18

 ガラリと教室の扉を開けると、二人を待っていたのは、ほぼクラス全員からの突き刺さるような視線だった。
 それも冷ややかなものだ。
 一体、二人が何をしたというのか。
 名前は面倒臭そうに溜め息を溢した。
 ふと、人集りができている黒板に目をやれば、一枚の紙が貼られていた。皆はこれを見る度に二人(特に名前)を見てくる。
 一体この記事に何が書かれているのだろう。嫌な予感がするなぁと思いつつ、黒板に向かった。
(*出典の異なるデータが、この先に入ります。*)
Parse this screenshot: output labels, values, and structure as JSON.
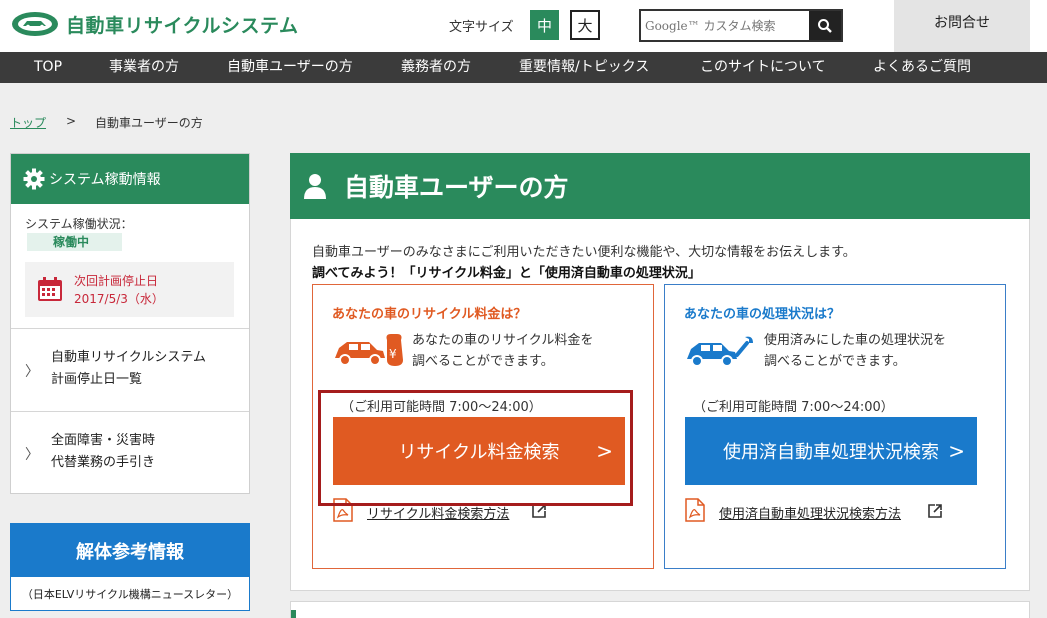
{
  "header": {
    "site_title": "自動車リサイクルシステム",
    "font_size_label": "文字サイズ",
    "font_size_medium": "中",
    "font_size_large": "大",
    "search_placeholder": "Google™ カスタム検索",
    "contact_label": "お問合せ"
  },
  "nav": {
    "items": [
      {
        "label": "TOP"
      },
      {
        "label": "事業者の方"
      },
      {
        "label": "自動車ユーザーの方"
      },
      {
        "label": "義務者の方"
      },
      {
        "label": "重要情報/トピックス"
      },
      {
        "label": "このサイトについて"
      },
      {
        "label": "よくあるご質問"
      }
    ]
  },
  "breadcrumb": {
    "home": "トップ",
    "separator": ">",
    "current": "自動車ユーザーの方"
  },
  "sidebar": {
    "system_title": "システム稼動情報",
    "status_label": "システム稼働状況：",
    "status_value": "稼働中",
    "next_stop_title": "次回計画停止日",
    "next_stop_date": "2017/5/3（水）",
    "links": [
      {
        "line1": "自動車リサイクルシステム",
        "line2": "計画停止日一覧"
      },
      {
        "line1": "全面障害・災害時",
        "line2": "代替業務の手引き"
      }
    ],
    "kaitai_title": "解体参考情報",
    "kaitai_subtitle": "（日本ELVリサイクル機構ニュースレター）"
  },
  "main": {
    "title": "自動車ユーザーの方",
    "intro": "自動車ユーザーのみなさまにご利用いただきたい便利な機能や、大切な情報をお伝えします。",
    "intro_bold": "調べてみよう！「リサイクル料金」と「使用済自動車の処理状況」",
    "cards": [
      {
        "title": "あなたの車のリサイクル料金は？",
        "desc_line1": "あなたの車のリサイクル料金を",
        "desc_line2": "調べることができます。",
        "hours": "（ご利用可能時間 7:00～24:00）",
        "button": "リサイクル料金検索",
        "link": "リサイクル料金検索方法"
      },
      {
        "title": "あなたの車の処理状況は？",
        "desc_line1": "使用済みにした車の処理状況を",
        "desc_line2": "調べることができます。",
        "hours": "（ご利用可能時間 7:00～24:00）",
        "button": "使用済自動車処理状況検索",
        "link": "使用済自動車処理状況検索方法"
      }
    ]
  },
  "colors": {
    "brand_green": "#2a8a5c",
    "orange": "#e05a22",
    "blue": "#1a7acb",
    "nav_bg": "#3b3b3b",
    "alert_red": "#c8283a",
    "highlight_border": "#a51c1c"
  },
  "icons": {
    "logo": "car-logo-icon",
    "search": "search-icon",
    "gear": "gear-icon",
    "calendar": "calendar-icon",
    "chevron": "chevron-right-icon",
    "user": "user-icon",
    "car_money": "car-money-icon",
    "car_wrench": "car-wrench-icon",
    "pdf": "pdf-icon",
    "external": "external-link-icon"
  }
}
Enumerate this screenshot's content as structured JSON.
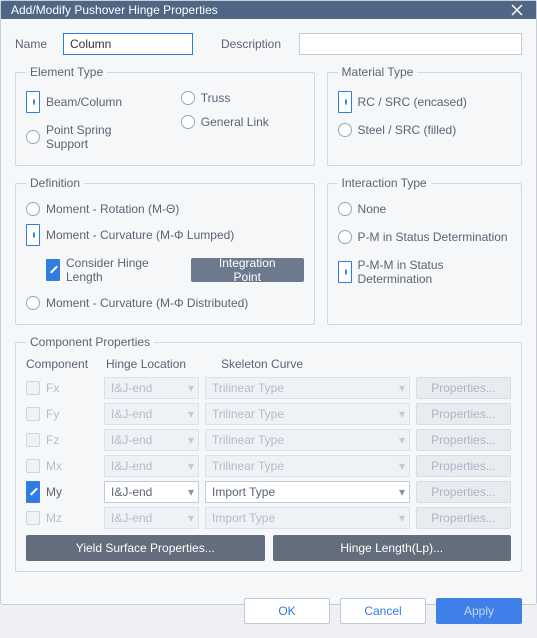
{
  "window_title": "Add/Modify Pushover Hinge Properties",
  "name_label": "Name",
  "name_value": "Column",
  "desc_label": "Description",
  "desc_value": "",
  "element_type": {
    "legend": "Element Type",
    "beam": "Beam/Column",
    "truss": "Truss",
    "point": "Point Spring Support",
    "general": "General Link"
  },
  "material_type": {
    "legend": "Material Type",
    "rc": "RC / SRC (encased)",
    "steel": "Steel / SRC (filled)"
  },
  "definition": {
    "legend": "Definition",
    "mr": "Moment - Rotation (M-Θ)",
    "mcl": "Moment - Curvature (M-Φ Lumped)",
    "chl": "Consider Hinge Length",
    "ip": "Integration Point",
    "mcd": "Moment - Curvature (M-Φ Distributed)"
  },
  "interaction": {
    "legend": "Interaction Type",
    "none": "None",
    "pm": "P-M in Status Determination",
    "pmm": "P-M-M in Status Determination"
  },
  "component_props": {
    "legend": "Component Properties",
    "hdr_comp": "Component",
    "hdr_hl": "Hinge Location",
    "hdr_sc": "Skeleton Curve",
    "hl_val": "I&J-end",
    "sc_tri": "Trilinear Type",
    "sc_imp": "Import Type",
    "prop": "Properties...",
    "rows": [
      "Fx",
      "Fy",
      "Fz",
      "Mx",
      "My",
      "Mz"
    ],
    "yield": "Yield Surface Properties...",
    "hlp": "Hinge Length(Lp)..."
  },
  "buttons": {
    "ok": "OK",
    "cancel": "Cancel",
    "apply": "Apply"
  }
}
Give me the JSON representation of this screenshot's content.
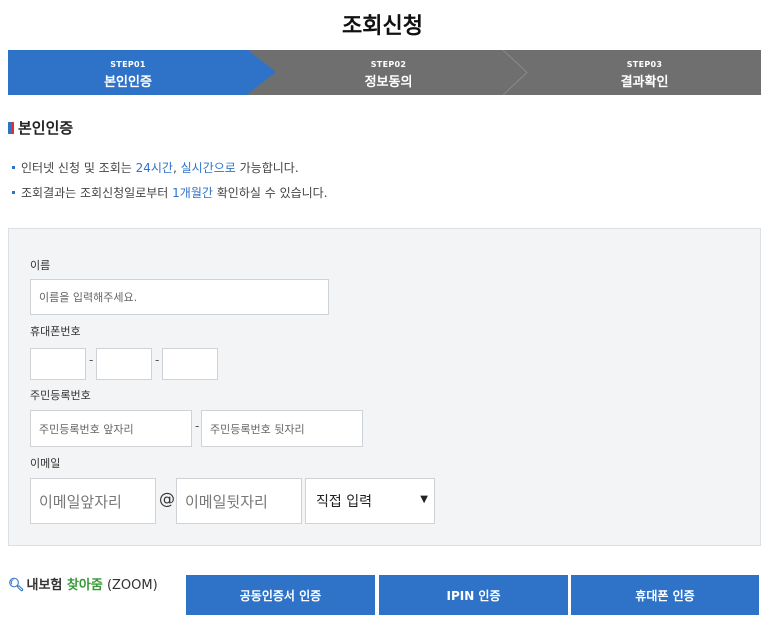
{
  "page_title": "조회신청",
  "steps": [
    {
      "no": "STEP01",
      "name": "본인인증",
      "active": true
    },
    {
      "no": "STEP02",
      "name": "정보동의",
      "active": false
    },
    {
      "no": "STEP03",
      "name": "결과확인",
      "active": false
    }
  ],
  "section_title": "본인인증",
  "notes": {
    "line1": {
      "pre": "인터넷 신청 및 조회는 ",
      "hl1": "24시간",
      "sep": ", ",
      "hl2": "실시간으로",
      "post": " 가능합니다."
    },
    "line2": {
      "pre": "조회결과는 조회신청일로부터 ",
      "hl": "1개월간",
      "post": " 확인하실 수 있습니다."
    }
  },
  "form": {
    "name_label": "이름",
    "name_placeholder": "이름을 입력해주세요.",
    "phone_label": "휴대폰번호",
    "phone_sep": "-",
    "rrn_label": "주민등록번호",
    "rrn_front_placeholder": "주민등록번호 앞자리",
    "rrn_sep": "-",
    "rrn_back_placeholder": "주민등록번호 뒷자리",
    "email_label": "이메일",
    "email_front_placeholder": "이메일앞자리",
    "email_at": "@",
    "email_back_placeholder": "이메일뒷자리",
    "email_domain_selected": "직접 입력"
  },
  "zoom": {
    "part1": "내보험 ",
    "part2": "찾아줌",
    "part3": " (ZOOM)"
  },
  "buttons": {
    "cert": "공동인증서 인증",
    "ipin": "IPIN 인증",
    "phone": "휴대폰 인증"
  },
  "colors": {
    "accent": "#2f73c8",
    "step_inactive": "#6f6f6f",
    "form_bg": "#f2f4f6"
  }
}
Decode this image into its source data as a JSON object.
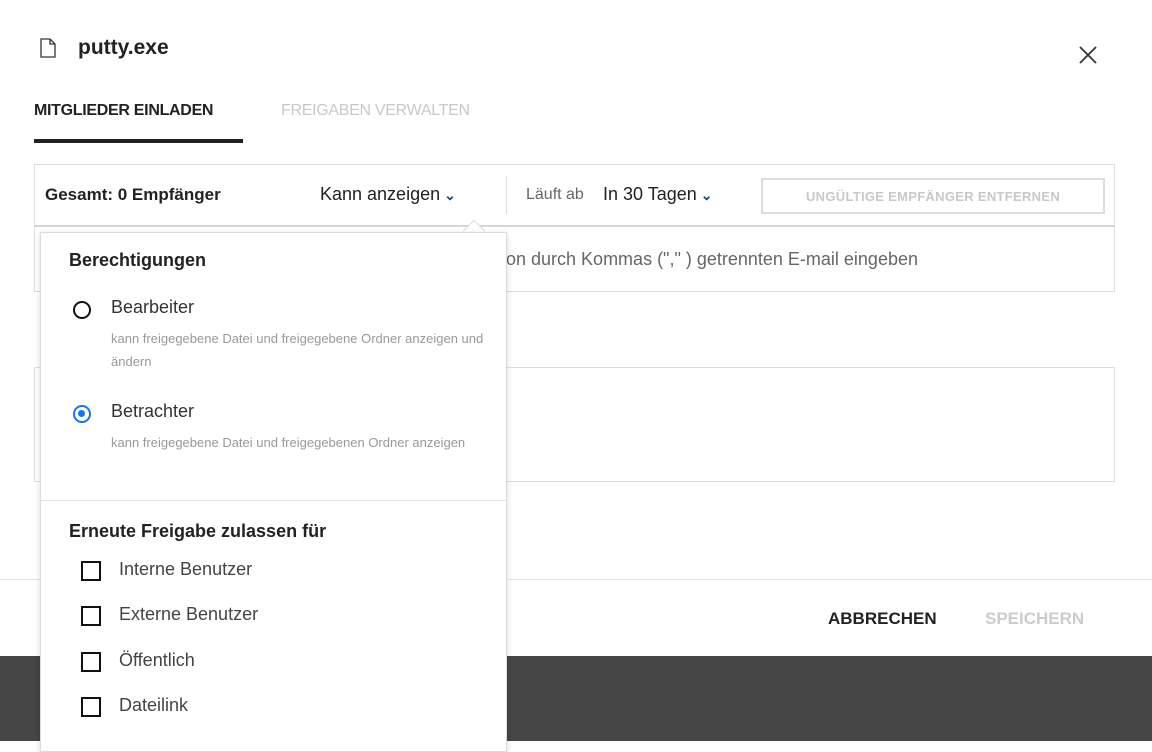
{
  "header": {
    "title": "putty.exe"
  },
  "tabs": [
    {
      "label": "MITGLIEDER EINLADEN",
      "active": true
    },
    {
      "label": "FREIGABEN VERWALTEN",
      "active": false
    }
  ],
  "toolbar": {
    "total": "Gesamt: 0 Empfänger",
    "permission": "Kann anzeigen",
    "expires_label": "Läuft ab",
    "expires_value": "In 30 Tagen",
    "remove_invalid": "UNGÜLTIGE EMPFÄNGER ENTFERNEN"
  },
  "input": {
    "placeholder": "Benutzer oder Gruppen suchen oder durch Kommas (\",\" ) getrennten E-mail eingeben",
    "visible_placeholder": "on durch Kommas (\",\" ) getrennten E-mail eingeben"
  },
  "footer": {
    "cancel": "ABBRECHEN",
    "save": "SPEICHERN"
  },
  "popup": {
    "permissions_title": "Berechtigungen",
    "options": [
      {
        "label": "Bearbeiter",
        "desc": "kann freigegebene Datei und freigegebene Ordner anzeigen und ändern",
        "selected": false
      },
      {
        "label": "Betrachter",
        "desc": "kann freigegebene Datei und freigegebenen Ordner anzeigen",
        "selected": true
      }
    ],
    "reshare_title": "Erneute Freigabe zulassen für",
    "reshare": [
      {
        "label": "Interne Benutzer",
        "checked": false
      },
      {
        "label": "Externe Benutzer",
        "checked": false
      },
      {
        "label": "Öffentlich",
        "checked": false
      },
      {
        "label": "Dateilink",
        "checked": false
      }
    ]
  },
  "colors": {
    "accent": "#1a73e8",
    "chevron": "#0b4c6f"
  }
}
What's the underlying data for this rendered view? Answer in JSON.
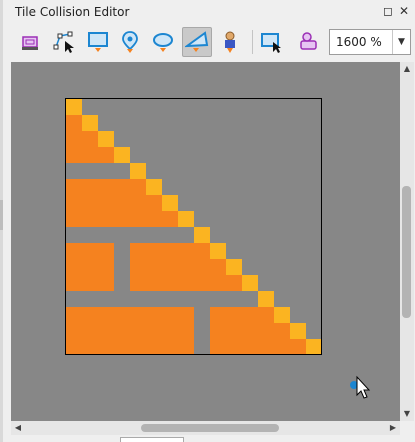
{
  "window": {
    "title": "Tile Collision Editor",
    "float_glyph": "◻",
    "close_glyph": "✕"
  },
  "toolbar": {
    "tools": [
      {
        "name": "select-objects-tool-icon"
      },
      {
        "name": "edit-polygons-tool-icon"
      },
      {
        "name": "insert-rectangle-tool-icon"
      },
      {
        "name": "insert-point-tool-icon"
      },
      {
        "name": "insert-ellipse-tool-icon"
      },
      {
        "name": "insert-polygon-tool-icon",
        "active": true
      },
      {
        "name": "insert-template-tool-icon"
      },
      {
        "name": "insert-text-tool-icon"
      },
      {
        "name": "layer-properties-icon"
      }
    ],
    "zoom_value": "1600 %",
    "zoom_drop_glyph": "▼"
  },
  "scrollbars": {
    "up": "▲",
    "down": "▼",
    "left": "◀",
    "right": "▶"
  },
  "colors": {
    "canvas_bg": "#878787",
    "fill_orange": "#f5821f",
    "fill_yellow": "#fbb421",
    "tile_border": "#000000",
    "accent_purple": "#9b2fb5",
    "accent_blue": "#1c86d1"
  }
}
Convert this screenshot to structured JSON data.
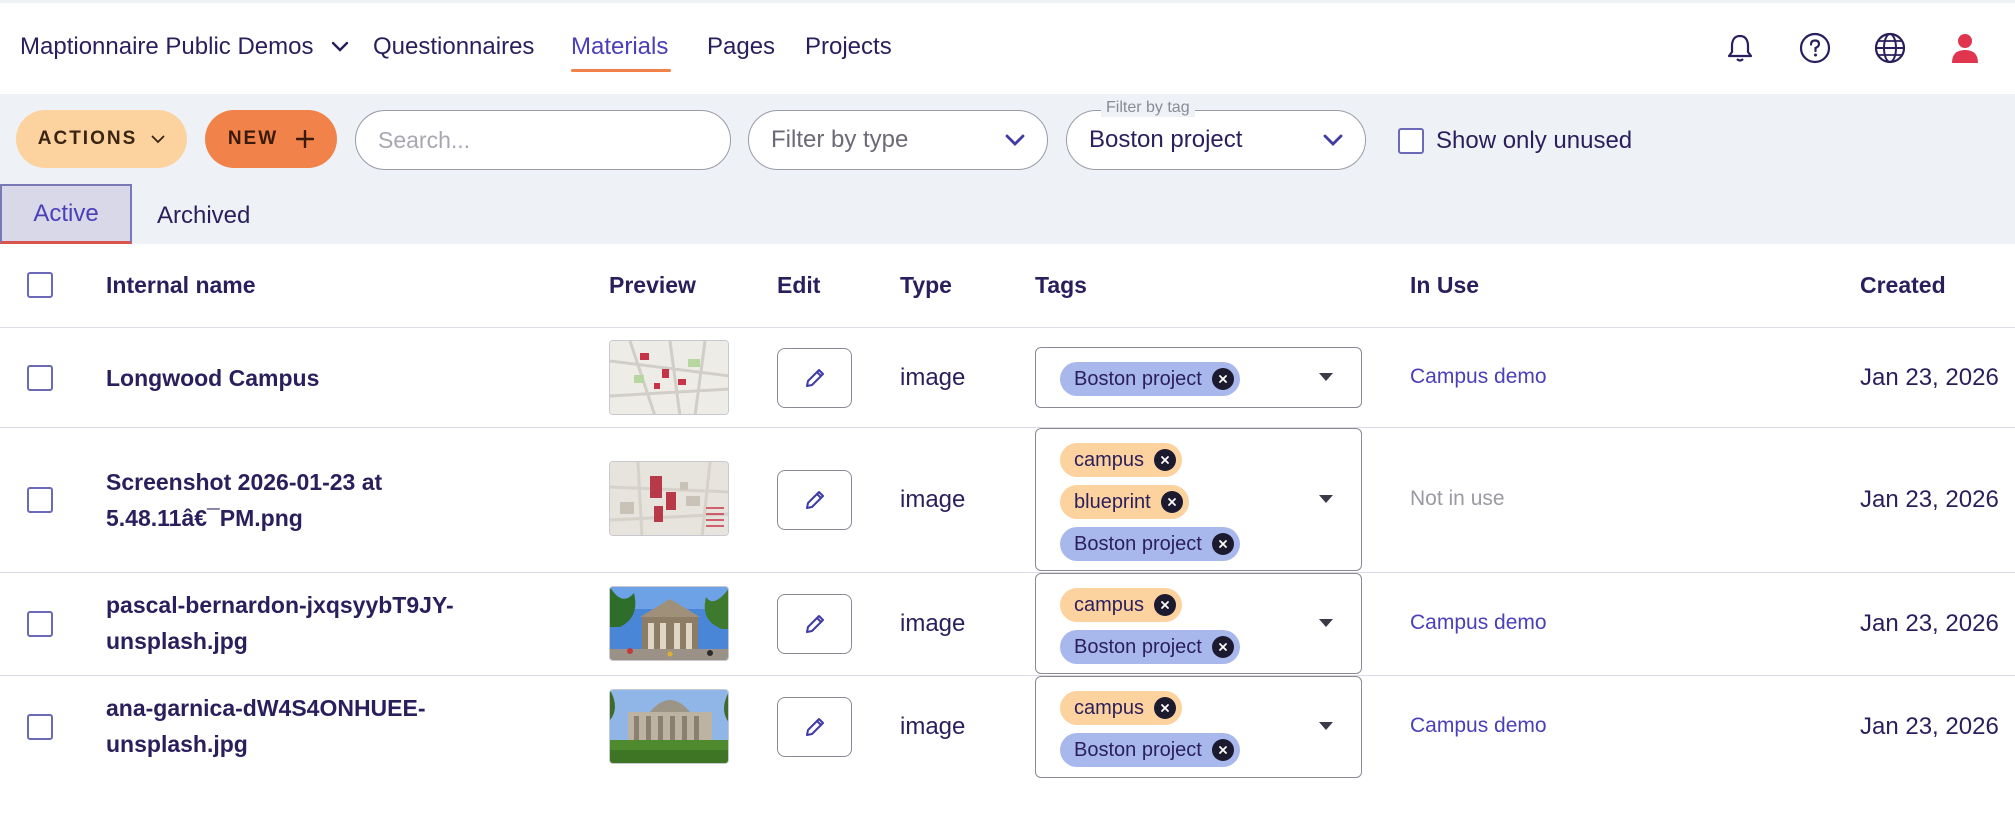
{
  "nav": {
    "org_name": "Maptionnaire Public Demos",
    "links": [
      "Questionnaires",
      "Materials",
      "Pages",
      "Projects"
    ],
    "active_link": "Materials"
  },
  "toolbar": {
    "actions_label": "ACTIONS",
    "new_label": "NEW",
    "search_placeholder": "Search...",
    "filter_type_value": "Filter by type",
    "filter_tag_label": "Filter by tag",
    "filter_tag_value": "Boston project",
    "show_unused_label": "Show only unused"
  },
  "tabs": {
    "active": "Active",
    "archived": "Archived"
  },
  "table": {
    "headers": {
      "name": "Internal name",
      "preview": "Preview",
      "edit": "Edit",
      "type": "Type",
      "tags": "Tags",
      "in_use": "In Use",
      "created": "Created"
    },
    "rows": [
      {
        "name": "Longwood Campus",
        "type": "image",
        "tags": [
          "Boston project"
        ],
        "in_use": "Campus demo",
        "created": "Jan 23, 2026"
      },
      {
        "name": "Screenshot 2026-01-23 at 5.48.11â€¯PM.png",
        "type": "image",
        "tags": [
          "campus",
          "blueprint",
          "Boston project"
        ],
        "in_use": "Not in use",
        "created": "Jan 23, 2026"
      },
      {
        "name": "pascal-bernardon-jxqsyybT9JY-unsplash.jpg",
        "type": "image",
        "tags": [
          "campus",
          "Boston project"
        ],
        "in_use": "Campus demo",
        "created": "Jan 23, 2026"
      },
      {
        "name": "ana-garnica-dW4S4ONHUEE-unsplash.jpg",
        "type": "image",
        "tags": [
          "campus",
          "Boston project"
        ],
        "in_use": "Campus demo",
        "created": "Jan 23, 2026"
      }
    ]
  },
  "colors": {
    "accent": "#4a3fb8",
    "actions_button": "#fcd29f",
    "new_button": "#f0824a",
    "chip_blue": "#a8b8ec",
    "chip_peach": "#fcd29f",
    "avatar": "#e0354f"
  },
  "icons": [
    "chevron-down-icon",
    "bell-icon",
    "help-icon",
    "globe-icon",
    "user-icon",
    "plus-icon",
    "pencil-icon",
    "close-icon"
  ]
}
 黒板に貼られていたのは新聞のようなものだった。それを手に取ると、内容を確認した。

「なっ!」

 そして内容を確認するなり名前は目を見開かした。記事の見出しには大きく、こう書かれていたのだ。
『噂の編入生、テニス部員を次々に虜にしていく!』
 見出しの下には名前と鳳が手を繋いでいる写真。芥川や宍戸と楽しく話をしている写真が印刷されていた。
 記事の内容全てに目を通したが、殆どがでたらめだった。中には名前がテニス部に入る理由が部員目当てだとか、既に宍戸たちに手を出したとか、そんなことまで書かれていた。

「(……立派な侮辱罪じゃねえかよ)」

 ワナワナと震えると、名前は手にしていた新聞をぐしゃぐしゃに丸めた。
 今の名前は男である。
 なのにこんな風に書かれたら、周りは名前のことをホモだと勘違いする。
 現に周りからは非難の目を向けられ、陰口まで叩かれていた。思わず涙ぐんでしまいそうになる。

「(最悪だ……)」

 一体誰がこんな嘘八百の記事を。
 名前の怒りの矛先は発行者に向かっていった。

「なぁ長太郎、この記事を書いたのって誰か分かるか?」
「多分、新聞部だよ」
「へぇー、新聞部ねぇ」
「……まさかとは思うけど、新聞部に乗り込んだりしない、よね?」
「さぁそれはどうでしょう」

 笑顔で言う名前に嫌な予感がした鳳は慌てて彼を宥めた。

「名前、問題とか絶対起こしちゃだめだよ。こんな記事は放っておこう?」
「別に問題起こすつもりなんかねぇよ。でも放っておくわけにはいかない。何がなんでも記事の内容を訂正させる」

 握り拳を作りながら、唇を噛み締める名前。
 その姿に何を言っても無駄だと悟った鳳はこれ以上何も言わなかった。

 二人とも席に着けば、名前は紙に何かを書きこんでいた。きっと新聞部にどう乗り込むか、作戦でも練っているのだろう。鳳は静かに彼を見守ることにした。